Openlayer provides ML teams and individuals with a suite of powerful tools to understand models and data beyond your typical metrics. The platform offers insights about the quality of your training and validation sets, the performance of your model across subpopulations of your data, and much more. Each of these insights can be turned into a “goal.” As you commit new versions of your models and data, you can see how your model progresses towards these goals, as you guard against regressions you may have otherwise not picked up on and continually raise the bar.
Here's a quick rundown of the Openlayer workflow:
1. Add a hook in your training / data ingestion pipeline to upload your data and model predictions to Openlayer via our API
2. Explore insights about your models and data and create goals around them [1]

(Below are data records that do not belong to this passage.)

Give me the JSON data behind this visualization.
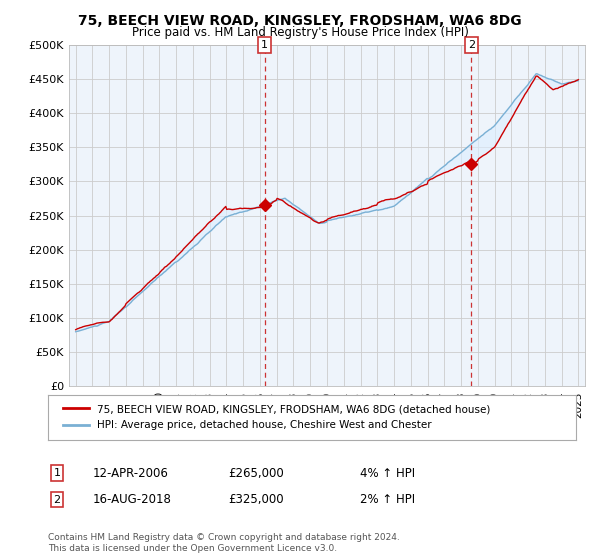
{
  "title": "75, BEECH VIEW ROAD, KINGSLEY, FRODSHAM, WA6 8DG",
  "subtitle": "Price paid vs. HM Land Registry's House Price Index (HPI)",
  "legend_line1": "75, BEECH VIEW ROAD, KINGSLEY, FRODSHAM, WA6 8DG (detached house)",
  "legend_line2": "HPI: Average price, detached house, Cheshire West and Chester",
  "annotation1_date": "12-APR-2006",
  "annotation1_price": "£265,000",
  "annotation1_hpi": "4% ↑ HPI",
  "annotation2_date": "16-AUG-2018",
  "annotation2_price": "£325,000",
  "annotation2_hpi": "2% ↑ HPI",
  "footer": "Contains HM Land Registry data © Crown copyright and database right 2024.\nThis data is licensed under the Open Government Licence v3.0.",
  "ylim": [
    0,
    500000
  ],
  "yticks": [
    0,
    50000,
    100000,
    150000,
    200000,
    250000,
    300000,
    350000,
    400000,
    450000,
    500000
  ],
  "background_color": "#ffffff",
  "grid_color": "#cccccc",
  "red_color": "#cc0000",
  "blue_color": "#7ab0d4",
  "fill_color": "#ddeeff",
  "sale1_x": 2006.28,
  "sale1_y": 265000,
  "sale2_x": 2018.62,
  "sale2_y": 325000,
  "xlim_left": 1994.6,
  "xlim_right": 2025.4
}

3. Diagnose issues with the help of our platform, using powerful tools like explainability (e.g. SHAP values) to get actionable recommendations on how to improve
4. Track the progress over time towards your goals with our UI and API and create new ones to keep improving
We've got a free sandbox for you to try out the platform today! You can sign up here: https://app.openlayer.com/. We are also soon adding support for even more ML tasks, so please reach out if your use case is not supported and we can add you to a waitlist.
Give Openlayer a spin and join us in revolutionizing ML development for greater efficiency and success. Let us know what you think, or if you have any questions about Openlayer or model evaluation in general.

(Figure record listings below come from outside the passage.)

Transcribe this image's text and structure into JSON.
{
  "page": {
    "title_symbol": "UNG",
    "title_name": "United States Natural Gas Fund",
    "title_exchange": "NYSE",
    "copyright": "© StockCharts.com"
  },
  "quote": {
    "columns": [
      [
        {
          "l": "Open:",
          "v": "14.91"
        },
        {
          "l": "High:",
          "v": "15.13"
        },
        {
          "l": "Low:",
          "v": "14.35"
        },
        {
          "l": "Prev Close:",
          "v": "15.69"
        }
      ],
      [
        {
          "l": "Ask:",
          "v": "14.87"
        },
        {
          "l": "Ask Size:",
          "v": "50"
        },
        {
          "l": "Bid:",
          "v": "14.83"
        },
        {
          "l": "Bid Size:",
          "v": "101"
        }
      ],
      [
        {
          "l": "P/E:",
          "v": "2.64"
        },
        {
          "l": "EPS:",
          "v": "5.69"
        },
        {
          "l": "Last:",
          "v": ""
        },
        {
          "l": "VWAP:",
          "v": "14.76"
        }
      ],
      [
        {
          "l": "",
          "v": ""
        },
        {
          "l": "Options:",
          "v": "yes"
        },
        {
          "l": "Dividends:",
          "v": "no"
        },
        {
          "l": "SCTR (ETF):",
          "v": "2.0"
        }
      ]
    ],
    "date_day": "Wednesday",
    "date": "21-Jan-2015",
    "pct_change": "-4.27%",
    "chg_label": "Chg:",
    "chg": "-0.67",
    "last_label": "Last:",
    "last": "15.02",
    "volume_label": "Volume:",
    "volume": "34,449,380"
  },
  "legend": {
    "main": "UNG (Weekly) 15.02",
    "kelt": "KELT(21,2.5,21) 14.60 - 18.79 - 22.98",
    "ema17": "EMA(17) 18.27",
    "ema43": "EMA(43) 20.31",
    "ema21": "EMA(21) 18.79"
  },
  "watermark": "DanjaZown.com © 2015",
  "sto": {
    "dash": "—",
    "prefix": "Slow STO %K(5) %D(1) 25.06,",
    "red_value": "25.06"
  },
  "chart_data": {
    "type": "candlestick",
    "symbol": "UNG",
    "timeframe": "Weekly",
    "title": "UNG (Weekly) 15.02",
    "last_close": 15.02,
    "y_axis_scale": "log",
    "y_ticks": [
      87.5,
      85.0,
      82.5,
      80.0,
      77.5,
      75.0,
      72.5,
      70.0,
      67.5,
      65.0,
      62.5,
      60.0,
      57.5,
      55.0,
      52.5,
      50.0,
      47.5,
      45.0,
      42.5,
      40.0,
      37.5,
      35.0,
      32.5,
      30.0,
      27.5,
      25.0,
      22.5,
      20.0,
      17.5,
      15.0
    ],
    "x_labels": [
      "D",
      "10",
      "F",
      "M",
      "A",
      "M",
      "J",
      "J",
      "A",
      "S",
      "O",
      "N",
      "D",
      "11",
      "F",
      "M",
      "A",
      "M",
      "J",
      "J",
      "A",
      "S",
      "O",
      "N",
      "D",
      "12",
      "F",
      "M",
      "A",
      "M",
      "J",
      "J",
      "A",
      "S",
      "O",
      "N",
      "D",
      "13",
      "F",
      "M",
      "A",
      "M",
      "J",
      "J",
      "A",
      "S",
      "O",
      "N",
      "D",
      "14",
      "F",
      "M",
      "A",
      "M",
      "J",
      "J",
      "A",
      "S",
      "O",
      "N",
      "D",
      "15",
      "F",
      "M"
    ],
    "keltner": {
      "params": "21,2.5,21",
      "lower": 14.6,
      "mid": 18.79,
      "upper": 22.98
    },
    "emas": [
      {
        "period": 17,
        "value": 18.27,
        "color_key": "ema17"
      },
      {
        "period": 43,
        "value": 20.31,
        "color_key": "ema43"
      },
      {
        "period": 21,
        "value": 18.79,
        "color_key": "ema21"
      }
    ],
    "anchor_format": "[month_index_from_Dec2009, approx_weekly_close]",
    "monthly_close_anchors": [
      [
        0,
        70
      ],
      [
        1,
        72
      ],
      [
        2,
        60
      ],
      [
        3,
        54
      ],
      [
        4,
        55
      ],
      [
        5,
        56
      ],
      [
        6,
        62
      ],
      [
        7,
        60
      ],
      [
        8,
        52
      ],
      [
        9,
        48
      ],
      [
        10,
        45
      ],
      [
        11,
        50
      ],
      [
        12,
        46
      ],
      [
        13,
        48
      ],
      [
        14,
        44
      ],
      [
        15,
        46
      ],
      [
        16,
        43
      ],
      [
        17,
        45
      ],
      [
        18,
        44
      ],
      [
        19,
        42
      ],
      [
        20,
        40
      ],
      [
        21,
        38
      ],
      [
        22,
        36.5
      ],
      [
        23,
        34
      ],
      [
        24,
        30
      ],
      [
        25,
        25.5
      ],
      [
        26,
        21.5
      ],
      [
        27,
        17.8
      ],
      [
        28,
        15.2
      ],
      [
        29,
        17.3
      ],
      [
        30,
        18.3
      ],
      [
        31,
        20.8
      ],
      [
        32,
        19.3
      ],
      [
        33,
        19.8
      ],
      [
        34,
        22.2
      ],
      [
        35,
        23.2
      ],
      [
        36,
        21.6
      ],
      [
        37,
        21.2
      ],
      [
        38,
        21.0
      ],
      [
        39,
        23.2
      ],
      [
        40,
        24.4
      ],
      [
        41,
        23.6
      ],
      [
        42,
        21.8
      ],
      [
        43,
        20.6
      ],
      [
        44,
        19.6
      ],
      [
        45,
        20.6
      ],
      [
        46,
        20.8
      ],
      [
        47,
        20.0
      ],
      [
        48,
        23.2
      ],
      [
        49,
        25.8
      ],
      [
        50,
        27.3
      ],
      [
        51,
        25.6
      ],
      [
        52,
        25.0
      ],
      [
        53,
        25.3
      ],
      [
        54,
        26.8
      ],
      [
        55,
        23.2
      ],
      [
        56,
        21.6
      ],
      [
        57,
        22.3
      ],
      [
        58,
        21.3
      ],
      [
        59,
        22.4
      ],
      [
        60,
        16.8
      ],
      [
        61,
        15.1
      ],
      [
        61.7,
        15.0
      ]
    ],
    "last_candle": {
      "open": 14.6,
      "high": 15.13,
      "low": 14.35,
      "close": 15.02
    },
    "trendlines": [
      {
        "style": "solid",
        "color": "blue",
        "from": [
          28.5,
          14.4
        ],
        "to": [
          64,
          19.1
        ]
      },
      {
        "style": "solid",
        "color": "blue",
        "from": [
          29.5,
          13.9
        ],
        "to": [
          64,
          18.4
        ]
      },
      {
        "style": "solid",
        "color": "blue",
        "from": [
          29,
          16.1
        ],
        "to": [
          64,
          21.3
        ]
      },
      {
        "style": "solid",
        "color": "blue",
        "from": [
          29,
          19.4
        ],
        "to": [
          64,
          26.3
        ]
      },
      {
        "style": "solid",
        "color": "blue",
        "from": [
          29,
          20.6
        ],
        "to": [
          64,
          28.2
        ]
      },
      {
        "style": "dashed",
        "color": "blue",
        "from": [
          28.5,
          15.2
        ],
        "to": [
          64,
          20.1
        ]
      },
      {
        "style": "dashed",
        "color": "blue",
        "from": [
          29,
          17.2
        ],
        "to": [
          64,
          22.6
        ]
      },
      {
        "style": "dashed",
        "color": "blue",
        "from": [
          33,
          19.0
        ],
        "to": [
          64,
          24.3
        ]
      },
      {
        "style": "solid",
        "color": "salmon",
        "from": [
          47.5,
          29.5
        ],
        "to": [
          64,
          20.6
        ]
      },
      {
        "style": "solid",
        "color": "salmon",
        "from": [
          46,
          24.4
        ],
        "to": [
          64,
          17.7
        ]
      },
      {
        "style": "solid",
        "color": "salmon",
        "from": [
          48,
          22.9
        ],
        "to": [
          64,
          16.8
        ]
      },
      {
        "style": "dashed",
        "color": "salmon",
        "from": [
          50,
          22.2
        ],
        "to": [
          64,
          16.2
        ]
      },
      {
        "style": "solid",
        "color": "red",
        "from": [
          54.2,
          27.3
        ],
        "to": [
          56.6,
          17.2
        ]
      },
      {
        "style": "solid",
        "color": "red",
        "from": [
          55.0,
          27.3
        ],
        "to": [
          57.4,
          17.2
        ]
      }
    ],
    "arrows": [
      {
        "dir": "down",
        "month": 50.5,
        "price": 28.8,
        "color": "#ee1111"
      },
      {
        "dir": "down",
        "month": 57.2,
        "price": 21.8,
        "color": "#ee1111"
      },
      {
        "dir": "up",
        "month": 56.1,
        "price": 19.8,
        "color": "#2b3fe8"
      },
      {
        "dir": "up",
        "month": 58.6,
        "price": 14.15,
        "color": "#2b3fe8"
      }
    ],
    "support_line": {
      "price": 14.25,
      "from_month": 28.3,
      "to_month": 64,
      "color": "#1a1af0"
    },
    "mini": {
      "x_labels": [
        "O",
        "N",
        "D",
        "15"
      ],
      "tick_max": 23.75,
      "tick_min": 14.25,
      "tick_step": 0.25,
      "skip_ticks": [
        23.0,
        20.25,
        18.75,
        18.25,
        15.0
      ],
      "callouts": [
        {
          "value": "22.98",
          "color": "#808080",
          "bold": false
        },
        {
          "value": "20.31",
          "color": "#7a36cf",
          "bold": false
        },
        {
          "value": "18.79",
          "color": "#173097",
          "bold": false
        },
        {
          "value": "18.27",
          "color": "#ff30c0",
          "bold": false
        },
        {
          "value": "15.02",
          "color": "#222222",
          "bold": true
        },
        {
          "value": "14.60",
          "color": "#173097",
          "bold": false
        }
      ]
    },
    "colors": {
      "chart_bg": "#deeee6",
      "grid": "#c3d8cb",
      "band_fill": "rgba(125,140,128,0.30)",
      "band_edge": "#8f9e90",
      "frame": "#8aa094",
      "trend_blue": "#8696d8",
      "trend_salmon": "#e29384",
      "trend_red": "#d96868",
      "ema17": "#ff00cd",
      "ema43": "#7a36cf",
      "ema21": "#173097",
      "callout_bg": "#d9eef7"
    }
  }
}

[1] A quick run-down of the categories of goals you can track:
- Integrity goals measure the quality of your validation and training sets
- Consistency goals guard against drift between your datasets
- Performance goals evaluate your model's performance across subpopulations of the data
- Robustness goals stress-test your model using synthetic data to uncover edge cases
- Fairness goals help you understand biases in your model on sensitive populations Tought this was about https://openlayers.org/, got confused for a moment. The naming is a bit to close to OpenLayers imo. Looks interesting though Ha, yeah it's definitely not the most ideal! I realize it is primitive today, but how is it eventually going to be different or better than aporia, arize, arthur, dioptra, evidently, gantry, graphsignal, guardrails, metaplane, superwise, uptrain, whylogs, etc. ? A comparison table on your site would help. Comparison table is a great idea - we will add. We noticed that the industry is laser-focused on tackling feature drift after production, but we spotted a gap. Most ML teams are wrestling with model validation even before anything is deployed in production. We also noticed that post-deployment analysis sometimes misses the mark, lacking components like identifying underperforming cohorts or giving actionable insights. This leads to a barrage of alerts and the inevitable alert fatigue. We decided to start Openlayer to offer a more holistic solution that helps teams from the ML development and experiment tracking phase to more advanced tasks like monitoring and fairness. We established a strong baseline with this launch and are now building several features on top. Stay tuned! Nice to see more data-centric platforms. One I found helpful for CV, NER and TC:
https://rungalileo.io smrt FYI you have a typo on your homepage. On one of the charts under “Solve efficiently” you misspelled salary as “salarry”. As a side note: your product is pretty cool :) Will fix, thanks for catching! Any real world examples? How does it work out for them? We work with both startups and enterprises across a range of task types! Some common ones are fraud and churn detection for financial institutions or e-commerce sites (both tabular classification examples). It's very important for these types of tasks in particular to guard against biases and false negatives, so they use us to set up wide test nets that help give them assurance that their models are working properly before they hit production (and to monitor them post-deployment). Another example is Zuma (https://www.getzuma.com), a startup building an AI-driven chatbot that uses us to track their experiments and improve the accuracy of their NLP intent classification model. Of course, we're also building out support for evaluating LLMs. Because this is an open problem, we've been spending a lot of time interviewing people in the space who are building these models (please reach out if this is you!).